According to the Google spokesperson, in many cases when AI Overviews returns incorrect answers it’s because there’s not a lot of high-quality information available on the web to show for the query—or because the query most closely matches satirical sites or joke posts.
The spokesperson says the vast majority of AI Overviews provide high-quality information and that many of the examples of bad answers were in response to uncommon queries, adding that AI Overviews containing potentially harmful, obscene, or otherwise unacceptable content came up in response to less than one in every 7 million unique queries. Google is continuing to remove AI Overviews on certain queries in accordance with its content policies.
It’s not just about bad training data
Although the pizza glue blunder is a good example of a case where AI Overviews pointed to an unreliable source, the system can also generate misinformation from factually correct sources. Melanie Mitchell, an artificial-intelligence researcher at the Santa Fe Institute in New Mexico, googled “How many Muslim presidents has the US had?’” AI Overviews responded: “The United States has had one Muslim president, Barack Hussein Obama.”

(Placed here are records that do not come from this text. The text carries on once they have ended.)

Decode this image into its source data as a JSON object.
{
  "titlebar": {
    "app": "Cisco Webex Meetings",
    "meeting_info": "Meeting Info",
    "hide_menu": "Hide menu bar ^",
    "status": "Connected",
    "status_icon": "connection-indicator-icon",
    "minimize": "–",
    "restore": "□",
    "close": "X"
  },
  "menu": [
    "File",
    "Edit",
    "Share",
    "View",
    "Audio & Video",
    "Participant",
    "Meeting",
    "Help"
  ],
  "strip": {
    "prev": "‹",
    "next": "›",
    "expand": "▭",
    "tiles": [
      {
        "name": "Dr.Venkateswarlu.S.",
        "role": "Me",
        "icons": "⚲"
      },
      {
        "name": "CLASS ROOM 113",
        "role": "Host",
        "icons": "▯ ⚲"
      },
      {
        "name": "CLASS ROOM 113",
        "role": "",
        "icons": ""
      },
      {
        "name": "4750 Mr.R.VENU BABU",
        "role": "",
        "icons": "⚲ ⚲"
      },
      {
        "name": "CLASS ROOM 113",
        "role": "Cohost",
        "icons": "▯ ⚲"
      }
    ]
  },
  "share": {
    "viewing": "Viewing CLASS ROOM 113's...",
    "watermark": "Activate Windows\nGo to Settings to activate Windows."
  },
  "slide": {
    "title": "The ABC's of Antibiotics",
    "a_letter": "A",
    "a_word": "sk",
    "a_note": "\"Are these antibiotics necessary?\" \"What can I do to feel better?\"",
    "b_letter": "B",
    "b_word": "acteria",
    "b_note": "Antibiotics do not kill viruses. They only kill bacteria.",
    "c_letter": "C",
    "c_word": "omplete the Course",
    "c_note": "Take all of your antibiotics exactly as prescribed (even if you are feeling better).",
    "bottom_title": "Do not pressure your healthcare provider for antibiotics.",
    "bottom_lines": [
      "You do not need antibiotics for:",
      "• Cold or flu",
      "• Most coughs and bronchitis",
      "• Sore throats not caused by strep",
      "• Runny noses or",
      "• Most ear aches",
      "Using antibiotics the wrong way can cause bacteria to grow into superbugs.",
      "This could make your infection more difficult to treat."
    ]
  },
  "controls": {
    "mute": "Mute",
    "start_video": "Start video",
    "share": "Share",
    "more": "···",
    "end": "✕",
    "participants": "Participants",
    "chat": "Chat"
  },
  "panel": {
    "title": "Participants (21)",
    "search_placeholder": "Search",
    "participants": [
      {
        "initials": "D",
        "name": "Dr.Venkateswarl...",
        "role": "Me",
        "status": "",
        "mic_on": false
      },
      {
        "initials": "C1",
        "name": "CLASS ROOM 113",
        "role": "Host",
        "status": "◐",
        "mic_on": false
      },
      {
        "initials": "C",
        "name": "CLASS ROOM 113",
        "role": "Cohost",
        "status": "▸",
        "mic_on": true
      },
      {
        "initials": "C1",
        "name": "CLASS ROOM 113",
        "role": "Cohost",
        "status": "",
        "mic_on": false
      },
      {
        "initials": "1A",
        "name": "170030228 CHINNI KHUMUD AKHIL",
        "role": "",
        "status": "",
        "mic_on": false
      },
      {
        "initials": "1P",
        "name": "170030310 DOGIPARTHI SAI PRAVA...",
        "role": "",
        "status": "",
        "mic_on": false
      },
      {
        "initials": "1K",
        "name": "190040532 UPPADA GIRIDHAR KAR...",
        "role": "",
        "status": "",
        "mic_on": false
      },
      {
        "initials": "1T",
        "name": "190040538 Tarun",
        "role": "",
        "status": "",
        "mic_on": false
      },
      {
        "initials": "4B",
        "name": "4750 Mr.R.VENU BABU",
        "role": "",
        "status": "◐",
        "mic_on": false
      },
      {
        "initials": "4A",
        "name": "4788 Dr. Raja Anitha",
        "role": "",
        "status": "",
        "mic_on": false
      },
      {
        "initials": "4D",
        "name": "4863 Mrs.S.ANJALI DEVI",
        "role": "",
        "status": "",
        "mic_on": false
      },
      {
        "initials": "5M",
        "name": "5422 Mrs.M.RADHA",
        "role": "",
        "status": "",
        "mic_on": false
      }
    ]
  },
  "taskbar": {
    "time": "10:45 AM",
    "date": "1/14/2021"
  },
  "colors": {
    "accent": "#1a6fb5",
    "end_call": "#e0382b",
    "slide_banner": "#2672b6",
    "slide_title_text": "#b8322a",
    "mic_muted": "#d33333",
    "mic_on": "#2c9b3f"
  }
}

While Barack Obama is not Muslim, making AI Overviews’ response wrong, it drew its information from a chapter in an academic book titled Barack Hussein Obama: America’s First Muslim President? So not only did the AI system miss the entire point of the essay, it interpreted it in the exact opposite of the intended way, says Mitchell. “There’s a few problems here for the AI; one is finding a good source that’s not a joke, but another is interpreting what the source is saying correctly,” she adds. “This is something that AI systems have trouble doing, and it’s important to note that even when it does get a good source, it can still make errors.”